Pretexto
Antigamente sentíamos um misto entre o conforto e o desconforto natural ao passear pela rua de cada vez que nos cruzássemos com uma pessoa. Ter de confrontar o olhar do outro que desconheço é encetar num caminho de relacionalidade natural que nos é próprio. Mas, com o alvor da era digital encontrámos o Pretexto perfeito para deixar de sentir a incerteza do encontro com o outro. Salvos pelo ecrã.
Andamos, literalmente, cabisbaixos porque o manancial de conteúdos que nos são oferecidos ao preço da chuva salva-nos do confronto gerado pelos olhares das pessoas à nossa volta. Mantém-nos salvos na concha do “eu” que não quer ser perturbado pela “ferida” aberta no relacionamento ocasional com a pessoa que nos é estranha.
O contacto com a pessoa estranha abre uma ferida porque estamos sempre numa posição vulnerável nos primeiros encontros com as pessoas que desconhecemos. É humano, mas resolvemos esse problema com o Pretexto, não foi?
A nossa vida era real, mas com a emergência das novas tecnologias que permitem um maior contacto entre nós, deu-nos, também, uma faceta da vida, mas digital. Quer isso dizer que parte do nosso tempo de vida acontece via 1’s e 0’s que magicamente se convertem em conteúdos estimulantes no nosso cérebro, capturando a nossa atenção, olhar, pensamento, estar. Só me pergunto se é este o Pretexto que nos fará realmente felizes...
Quem anda pela rua, e troca o olhar em seu redor pelo Pretexto, anestesia-se do ambiente exterior, para se aprisionar no ambiente interior gerido pelos outros que nos controlam através das doses de dopamina libertadas no nosso cérebro e que nos dão um sentido de realização. Quem cede ao Pretexto sente-se bem. Por que razão haveria de fazer de outro modo?
Charles Baudelaire no seu O Pintor da Vida Moderna afirmava a curiosidade como o ponto de partida do génio. Curiosidade, sobretudo, pelo efeito que a vida de uma multidão de pessoas pode ter sobre nós. O gozo que a visão dessa multidão que passeia pelas ruas traz é a de que o pensamento de uma pessoa se identificava com os pensamentos de todos os que se moviam à sua volta. Havia uma energia relacional do contacto com as pessoas. Mas deixámos de olhar à nossa volta e cedemos ao Pretexto.

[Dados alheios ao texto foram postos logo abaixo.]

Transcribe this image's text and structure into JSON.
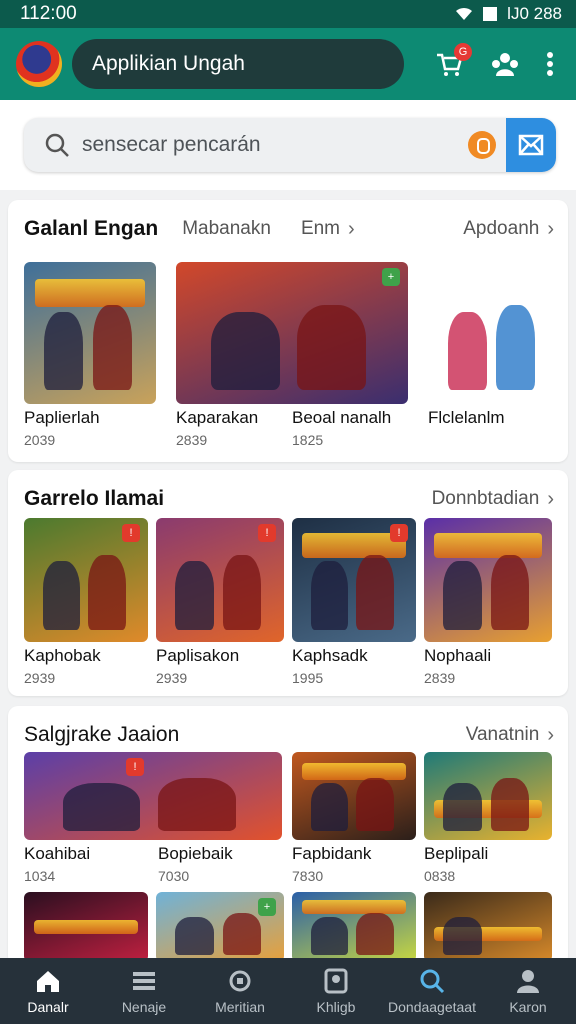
{
  "status": {
    "time": "112:00",
    "right": "lJ0 288"
  },
  "appbar": {
    "title": "Applikian Ungah",
    "cart_badge": "G"
  },
  "search": {
    "placeholder": "sensecar pencarán"
  },
  "sections": [
    {
      "title": "Galanl Engan",
      "tabs": [
        "Mabanakn",
        "Enm"
      ],
      "more": "Apdoanh",
      "cards": [
        {
          "title": "Paplierlah",
          "sub": "2039",
          "colors": [
            "#3e6f9a",
            "#c9a25a"
          ]
        },
        {
          "title": "Kaparakan",
          "sub": "2839",
          "colors": [
            "#d2482a",
            "#3a2e6f"
          ]
        },
        {
          "title": "Beoal nanalh",
          "sub": "1825",
          "colors": []
        },
        {
          "title": "Flclelanlm",
          "sub": "",
          "colors": [
            "#ffffff",
            "#ffffff"
          ]
        }
      ]
    },
    {
      "title": "Garrelo Ilamai",
      "more": "Donnbtadian",
      "cards": [
        {
          "title": "Kaphobak",
          "sub": "2939",
          "colors": [
            "#4b7a2f",
            "#e08a2a"
          ]
        },
        {
          "title": "Paplisakon",
          "sub": "2939",
          "colors": [
            "#8a3b6f",
            "#e0652a"
          ]
        },
        {
          "title": "Kaphsadk",
          "sub": "1995",
          "colors": [
            "#1e2f44",
            "#4a6a88"
          ]
        },
        {
          "title": "Nophaali",
          "sub": "2839",
          "colors": [
            "#5a2fa8",
            "#e8a030"
          ]
        }
      ]
    },
    {
      "title": "Salgjrake Jaaion",
      "more": "Vanatnin",
      "cards": [
        {
          "title": "Koahibai",
          "sub": "1034",
          "colors": [
            "#5b3fa8",
            "#e2522c"
          ]
        },
        {
          "title": "Bopiebaik",
          "sub": "7030",
          "colors": []
        },
        {
          "title": "Fapbidank",
          "sub": "7830",
          "colors": [
            "#c0581f",
            "#2b1f1a"
          ]
        },
        {
          "title": "Beplipali",
          "sub": "0838",
          "colors": [
            "#1f7a78",
            "#e9b22e"
          ]
        },
        {
          "title": "",
          "sub": "",
          "colors": [
            "#2a0f20",
            "#c02040"
          ]
        },
        {
          "title": "",
          "sub": "",
          "colors": [
            "#6fb2d8",
            "#e8a03a"
          ]
        },
        {
          "title": "",
          "sub": "",
          "colors": [
            "#2a5fa8",
            "#c8d840"
          ]
        },
        {
          "title": "",
          "sub": "",
          "colors": [
            "#3a2a1a",
            "#d88a2a"
          ]
        }
      ]
    }
  ],
  "bottomnav": [
    {
      "label": "Danalr",
      "icon": "home-icon"
    },
    {
      "label": "Nenaje",
      "icon": "list-icon"
    },
    {
      "label": "Meritian",
      "icon": "gamepad-icon"
    },
    {
      "label": "Khligb",
      "icon": "library-icon"
    },
    {
      "label": "Dondaagetaat",
      "icon": "search-icon"
    },
    {
      "label": "Karon",
      "icon": "profile-icon"
    }
  ]
}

Quando deixamos de questionar o que nos isola do mundo significa que vivemos uma dormência da qual importa despertar se quisermos, realmente, viver a única vida que temos.
O caminho quaresmal é um convite a nos desinstalarmos e olharmos para dentro sem distracções, através da vida que se desenrola à nossa volta. Um gesto simples e difícil para muitas pessoas é guardar o Pretexto no bolso ou bolsa porque longe da vista, longe do coração. E assim, libertando esse coração de carne, despertar para os olhares desconhecidos à nossa volta e a riqueza que a vida real revela, por exemplo, através de uma boa caminhada pelas ruas no meio da multidão.